Agricultural Journal

Year: 2010
Volume: 5
Issue: 4
Page No. 248 - 252

Tobit Analysis of Improved Dual Purpose Cowpea in Damboa, Borno State, North-Eastern Nigeria

Authors : B.H. Gabdo and P.S. Amaza

Abstract: A recursive three equations simultaneous tobit was modelled to analyse and unravel adoption issues: the intensity of adoption and adoption determinants of Improved Dual Purpose Cowpea (IDPC) in four villages socio-economically stratified in to two domains: Low Population-Low Market (LPLM) and Low Population-High Market (LPHM) selected on the basis of human population density and accessibility to whole sale market in Damboa, Borno State, Nigeria. Data collection spanned between December, 2006 and February, 2007 conducted on 150 cowpea respondents. The study revealed that IDPC cultivation started in 2004 and mass cultivation of 65.3% adoption rate was recorded in 2006. Of the varieties grown, IT89KD-288, IT97K-499-35 and IT90K-277-2 were the most preferred in order of decreasing magnitude with seldom cases of intra-adoption movement but no case of inter-adoption movement recorded. The intensity of adoption (∝) was estimated 0.3957 which infers about 40% of cowpea areas in the study sites were seeded with the IDPC varieties. Socio-economic domain, ownership of small ruminants, hired labour, number of cowpea varieties planted and group membership were factors significantly identified to influence farmers’ decision to adopt IDPC varieties in the area. While fertilizer was observed as a necessary condition, insecticide spray was discerned as a sufficient condition for IDPC adoption. The study recommended targeting socio-economic domain, cowpea-livestock integration, formation of cowpea farmers’ cooperative groups and revitalization of extension work as avenues for increased IDPC adoption.

How to cite this article:

B.H. Gabdo and P.S. Amaza, 2010. Tobit Analysis of Improved Dual Purpose Cowpea in Damboa, Borno State, North-Eastern Nigeria. Agricultural Journal, 5: 248-252.

INTRODUCTION

Cowpea is a global legume of African origin. Davies et al. (2005) and Jefferson (2005) attested that cowpea is an ancient crop whose cultivation began in Africa between 5000 and 6000 years ago. Today, the crop is widely grown across continents of the world. Langyintuo et al. (2005) ranked Nigeria as the world leading producer nation of cowpea with a production index of 1.69 million tones accounting for 56.3% of global output. Globally, Singh et al. (1997) asserted that cowpea is grown on 12.5 million ha with 3 million tones in volume of production.

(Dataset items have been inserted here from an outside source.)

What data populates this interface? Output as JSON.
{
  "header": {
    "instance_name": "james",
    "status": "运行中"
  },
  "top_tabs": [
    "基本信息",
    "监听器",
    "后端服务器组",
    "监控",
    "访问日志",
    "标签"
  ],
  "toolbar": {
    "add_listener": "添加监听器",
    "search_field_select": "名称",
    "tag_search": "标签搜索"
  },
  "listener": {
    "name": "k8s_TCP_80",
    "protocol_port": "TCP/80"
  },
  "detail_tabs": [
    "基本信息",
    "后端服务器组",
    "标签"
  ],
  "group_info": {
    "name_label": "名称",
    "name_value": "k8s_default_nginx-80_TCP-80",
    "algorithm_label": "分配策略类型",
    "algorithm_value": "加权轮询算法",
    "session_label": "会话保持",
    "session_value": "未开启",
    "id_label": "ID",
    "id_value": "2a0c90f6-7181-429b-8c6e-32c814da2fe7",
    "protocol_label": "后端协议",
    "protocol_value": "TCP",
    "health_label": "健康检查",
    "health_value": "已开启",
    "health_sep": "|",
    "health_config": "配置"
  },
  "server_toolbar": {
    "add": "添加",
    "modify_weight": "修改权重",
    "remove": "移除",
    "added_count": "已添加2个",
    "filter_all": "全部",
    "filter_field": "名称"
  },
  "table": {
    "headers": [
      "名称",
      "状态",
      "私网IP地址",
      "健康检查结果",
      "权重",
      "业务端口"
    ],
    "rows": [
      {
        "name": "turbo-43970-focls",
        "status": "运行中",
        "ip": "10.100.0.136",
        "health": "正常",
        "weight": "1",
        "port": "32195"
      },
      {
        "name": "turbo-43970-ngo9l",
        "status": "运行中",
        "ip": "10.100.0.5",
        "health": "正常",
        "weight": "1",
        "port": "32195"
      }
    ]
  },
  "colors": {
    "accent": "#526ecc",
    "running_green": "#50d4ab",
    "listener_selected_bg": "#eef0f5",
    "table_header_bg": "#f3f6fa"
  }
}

The Improved Dual Purpose Cowpea (IDPC) technology was developed by International Institute of Tropical Agriculture (IITA), Ibadan-Nigeria and International Livestock Research Institute (ILRI), Kenya.

The concept of IDPC is premise on the simultaneity advantage of bigger grain size and huge fodder production. An improved cowpea variety is denoted dual purpose only on the fulfilment of the concurrent increase in grain size and fodder production otherwise, it remains an ordinary improved or local variety. IDPC technology is thus, an upgrade of the non-IDPC varieties by breaking its jinx of low grain and fodder yield, long gestation period, high incidence of pests and diseases among others.

Cowpea production in Nigeria has witnessed remarkable progress in terms of land size, production techniques and volume of production between 1961 and 1995 (Ortiz, 1998) with 0.68 ton ha-1 in the year 2005 (FAO, 2007). Despite this feat and numerous advances in other food crops, the world is yet to be spared of the ravaging effects of food insecurity particularly in Africa. The deficiency in dietary needs of the under developed and developing economies is still very alarming, impelled substantially by population growth. FAO (2004) estimated that about 850 million people in the world are subjected to hunger and malnutrition and 73% of the world’s 146 million underfed children are in ten African nations comprising Nigeria with 6 million underfed children (UNICEF, 2006). Thus, an inquiry assessing the intensity or extent of adopting a promising legume variety that is anchored on bumper production for the sustenance of global protein requirement is indeed very timely.

MATERIALS AND METHODS

Damboa, a local government area of Borno State, North-Eastern Nigeria is located in the semi arid zone of the Sudan savannah with unpredictable rainfall usually between May and October. It is portrayed by scrubby vegetation interspersed with tall tree woodlands, a relative humidity of 49% and evaporation of 203 mm year-1 (Ayuba, 2005). The IDPC producing villages: Azir, Damboa, Kimba, Kuboa, Nzuda, Mungule and Sabongari were stratified based on human population density and access to wholesale market in to Low Population-Low Market (LPLM) and Low Population-High Market (LPHM) socio-economic domains. From the domains 4 villages (Azir, Damboa, Kuboa and Sabongari) were selected from which emerged 150 cowpea farmers as research respondents. The market stratification was based on the market tension approach used by Brunner et al. (1995) as economic distance to the nearest wholesale market expressed in terms of market indicator ranging between 1 and 10, the higher the indicator the smaller the distance and the cheaper the transport cost and conversely. Data collection spanned between December, 2006 and February, 2007.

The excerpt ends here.